La culture amazighe est, pour chaque Imazighen, la pierre de touche de son identité. C'est pourquoi je recrée chaque fois que je chante mon peuple. Je dépoussière ses histoires, ses contes, j'enrichis ses chants, préserve sa langue et ses valeurs, parce que tout cela m'a façonné et que si ce n'est pas moi qui le fais, qui le fera ?
Tout enfant, j'avais fait cette pénible découverte : je n'avais pas le droit de parler ma langue et de connaître ma culture. Alors que nous étions censés être libres et indépendants.

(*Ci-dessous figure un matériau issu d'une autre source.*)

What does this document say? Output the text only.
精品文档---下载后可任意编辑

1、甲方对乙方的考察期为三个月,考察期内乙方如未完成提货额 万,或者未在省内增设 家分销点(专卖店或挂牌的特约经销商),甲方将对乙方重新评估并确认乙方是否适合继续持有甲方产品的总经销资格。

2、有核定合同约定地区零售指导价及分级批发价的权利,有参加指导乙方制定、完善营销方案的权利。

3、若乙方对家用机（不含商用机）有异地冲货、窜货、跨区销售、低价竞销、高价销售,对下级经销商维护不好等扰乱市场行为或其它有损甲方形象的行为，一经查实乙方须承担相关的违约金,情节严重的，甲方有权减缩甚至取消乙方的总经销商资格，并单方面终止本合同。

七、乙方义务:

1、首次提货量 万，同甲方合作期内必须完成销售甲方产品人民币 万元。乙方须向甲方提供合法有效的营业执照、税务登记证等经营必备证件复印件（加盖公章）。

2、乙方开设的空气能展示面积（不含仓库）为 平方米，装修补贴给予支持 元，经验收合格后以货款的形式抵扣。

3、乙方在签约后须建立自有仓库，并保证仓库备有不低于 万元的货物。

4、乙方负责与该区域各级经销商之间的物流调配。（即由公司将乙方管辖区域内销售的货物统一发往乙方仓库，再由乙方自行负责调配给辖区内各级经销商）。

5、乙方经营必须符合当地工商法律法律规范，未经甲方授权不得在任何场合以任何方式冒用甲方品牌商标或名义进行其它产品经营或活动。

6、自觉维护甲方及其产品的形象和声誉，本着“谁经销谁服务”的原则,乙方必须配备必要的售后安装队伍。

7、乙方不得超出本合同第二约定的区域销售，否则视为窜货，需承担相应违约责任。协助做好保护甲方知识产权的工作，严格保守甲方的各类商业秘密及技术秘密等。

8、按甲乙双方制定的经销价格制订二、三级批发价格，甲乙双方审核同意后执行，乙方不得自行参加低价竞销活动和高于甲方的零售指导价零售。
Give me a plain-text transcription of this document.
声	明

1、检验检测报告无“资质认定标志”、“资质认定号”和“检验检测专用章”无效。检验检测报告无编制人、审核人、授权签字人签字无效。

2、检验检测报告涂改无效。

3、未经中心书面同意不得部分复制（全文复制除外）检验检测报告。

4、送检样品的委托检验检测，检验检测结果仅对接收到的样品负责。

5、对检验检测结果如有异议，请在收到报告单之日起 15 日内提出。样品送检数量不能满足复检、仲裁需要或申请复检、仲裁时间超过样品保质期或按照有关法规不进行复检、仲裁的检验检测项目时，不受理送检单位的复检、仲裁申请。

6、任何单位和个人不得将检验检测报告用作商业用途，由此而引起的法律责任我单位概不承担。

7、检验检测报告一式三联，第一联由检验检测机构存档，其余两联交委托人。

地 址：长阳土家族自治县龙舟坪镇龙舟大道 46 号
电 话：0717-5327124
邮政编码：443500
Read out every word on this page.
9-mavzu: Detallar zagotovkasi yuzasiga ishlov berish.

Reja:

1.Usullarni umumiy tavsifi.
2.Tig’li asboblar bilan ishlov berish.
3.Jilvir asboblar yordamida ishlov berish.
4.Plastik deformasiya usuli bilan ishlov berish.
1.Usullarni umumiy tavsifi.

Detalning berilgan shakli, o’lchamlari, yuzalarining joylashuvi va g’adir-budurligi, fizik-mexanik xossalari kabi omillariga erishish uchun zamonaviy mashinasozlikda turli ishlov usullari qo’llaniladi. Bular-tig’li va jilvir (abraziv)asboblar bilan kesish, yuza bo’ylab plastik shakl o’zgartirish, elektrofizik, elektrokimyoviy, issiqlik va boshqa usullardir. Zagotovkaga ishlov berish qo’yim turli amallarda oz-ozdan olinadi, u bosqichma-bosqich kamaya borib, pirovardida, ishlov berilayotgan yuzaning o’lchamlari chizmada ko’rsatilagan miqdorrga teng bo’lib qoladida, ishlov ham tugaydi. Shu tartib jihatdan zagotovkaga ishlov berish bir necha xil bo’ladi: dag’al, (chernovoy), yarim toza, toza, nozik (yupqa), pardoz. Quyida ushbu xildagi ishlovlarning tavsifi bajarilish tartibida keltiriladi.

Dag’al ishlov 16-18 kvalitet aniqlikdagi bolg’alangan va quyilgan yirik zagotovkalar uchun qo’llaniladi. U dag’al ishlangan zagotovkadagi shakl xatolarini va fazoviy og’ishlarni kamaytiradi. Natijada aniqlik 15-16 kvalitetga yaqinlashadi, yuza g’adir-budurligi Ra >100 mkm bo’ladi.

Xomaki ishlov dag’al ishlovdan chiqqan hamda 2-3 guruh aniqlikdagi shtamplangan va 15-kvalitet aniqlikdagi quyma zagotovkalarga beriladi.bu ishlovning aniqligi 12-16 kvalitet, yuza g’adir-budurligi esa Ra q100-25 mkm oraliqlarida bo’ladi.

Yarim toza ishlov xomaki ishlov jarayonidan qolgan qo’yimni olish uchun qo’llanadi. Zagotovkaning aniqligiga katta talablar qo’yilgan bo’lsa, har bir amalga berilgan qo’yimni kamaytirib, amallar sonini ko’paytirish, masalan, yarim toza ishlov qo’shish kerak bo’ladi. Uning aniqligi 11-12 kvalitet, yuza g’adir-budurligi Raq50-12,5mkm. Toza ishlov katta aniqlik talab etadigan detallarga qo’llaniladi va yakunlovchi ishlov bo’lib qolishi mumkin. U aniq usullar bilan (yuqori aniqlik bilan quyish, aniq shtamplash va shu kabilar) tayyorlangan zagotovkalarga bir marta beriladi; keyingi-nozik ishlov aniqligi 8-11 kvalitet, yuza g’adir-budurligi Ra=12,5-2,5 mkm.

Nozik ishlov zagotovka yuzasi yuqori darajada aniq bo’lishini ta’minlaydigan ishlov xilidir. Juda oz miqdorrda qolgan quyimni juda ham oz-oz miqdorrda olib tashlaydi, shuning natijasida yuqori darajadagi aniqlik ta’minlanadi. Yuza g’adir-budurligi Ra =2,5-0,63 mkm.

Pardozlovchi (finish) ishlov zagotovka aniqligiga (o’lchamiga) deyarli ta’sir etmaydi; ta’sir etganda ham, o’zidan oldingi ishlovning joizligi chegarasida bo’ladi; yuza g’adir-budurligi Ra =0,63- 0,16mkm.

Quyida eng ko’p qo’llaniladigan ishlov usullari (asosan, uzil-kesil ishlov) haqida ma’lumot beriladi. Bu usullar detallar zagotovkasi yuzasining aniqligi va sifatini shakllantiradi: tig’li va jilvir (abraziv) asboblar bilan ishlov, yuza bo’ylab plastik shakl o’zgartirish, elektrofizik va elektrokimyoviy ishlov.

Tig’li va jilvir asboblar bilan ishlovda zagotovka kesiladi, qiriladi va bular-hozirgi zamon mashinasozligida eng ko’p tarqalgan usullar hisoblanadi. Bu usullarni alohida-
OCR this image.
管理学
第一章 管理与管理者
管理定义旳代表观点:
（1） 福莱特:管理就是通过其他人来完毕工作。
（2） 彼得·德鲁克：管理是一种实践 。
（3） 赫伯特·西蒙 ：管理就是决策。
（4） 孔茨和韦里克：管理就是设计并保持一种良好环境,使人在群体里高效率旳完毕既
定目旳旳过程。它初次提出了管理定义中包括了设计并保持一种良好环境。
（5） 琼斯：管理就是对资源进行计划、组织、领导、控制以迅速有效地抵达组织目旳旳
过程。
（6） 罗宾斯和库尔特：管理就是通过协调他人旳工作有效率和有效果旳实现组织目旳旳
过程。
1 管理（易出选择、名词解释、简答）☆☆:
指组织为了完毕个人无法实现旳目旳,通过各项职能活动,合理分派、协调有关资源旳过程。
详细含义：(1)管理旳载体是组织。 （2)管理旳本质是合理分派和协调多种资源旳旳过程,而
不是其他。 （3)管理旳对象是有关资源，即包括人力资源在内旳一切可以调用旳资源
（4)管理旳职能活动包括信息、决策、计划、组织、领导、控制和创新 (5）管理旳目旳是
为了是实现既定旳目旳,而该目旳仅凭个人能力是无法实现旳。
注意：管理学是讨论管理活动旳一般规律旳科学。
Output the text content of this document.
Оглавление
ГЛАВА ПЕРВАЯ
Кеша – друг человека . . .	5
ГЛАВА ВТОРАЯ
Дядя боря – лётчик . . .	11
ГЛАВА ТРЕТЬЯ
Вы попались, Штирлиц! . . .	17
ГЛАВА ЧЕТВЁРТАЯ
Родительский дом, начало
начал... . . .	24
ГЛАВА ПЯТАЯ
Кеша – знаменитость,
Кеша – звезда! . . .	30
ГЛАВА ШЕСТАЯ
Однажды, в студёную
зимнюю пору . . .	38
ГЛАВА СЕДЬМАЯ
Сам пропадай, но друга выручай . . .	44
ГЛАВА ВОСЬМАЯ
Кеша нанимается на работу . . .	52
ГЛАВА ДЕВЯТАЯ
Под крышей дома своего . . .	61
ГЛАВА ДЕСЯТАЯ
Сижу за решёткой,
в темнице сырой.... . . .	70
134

Aux récalcitrants, comme moi, on faisait des misères, comme c'est pas possibles. Grâce à cette prise de conscience linguistique et culturelle, j'ai compris, plus tard, qu'à travers ma langue c'est toute une sensibilité, une culture - et donc ma « nationalité » - que l'on repousse et que l'on étouffe avec mépris, d'autant mieux que ceux qui la repoussaient et l'étouffaient, ce n'était pas la leur. Nous Imazighen, nous savons que les gros bonnets les plus acharnés à détruire notre langue et notre culture ont été les divers ministres et députés du FLN sans oublier les islamo-baâthistes.
La langue maternelle, ça aide à se penser debout. Mon pays, c'est l'Algérie. Mais je suis le citoyen d'une autre patrie : la chanson. Quant à la langue amazighe, c'est ma langue maternelle, la langue du f½tus, la langue intérieure (...).
J'ai la double nationalité car j'ai deux pays : mon pays et mon pays intérieur. C'est dans la différence que je trouve mon identité.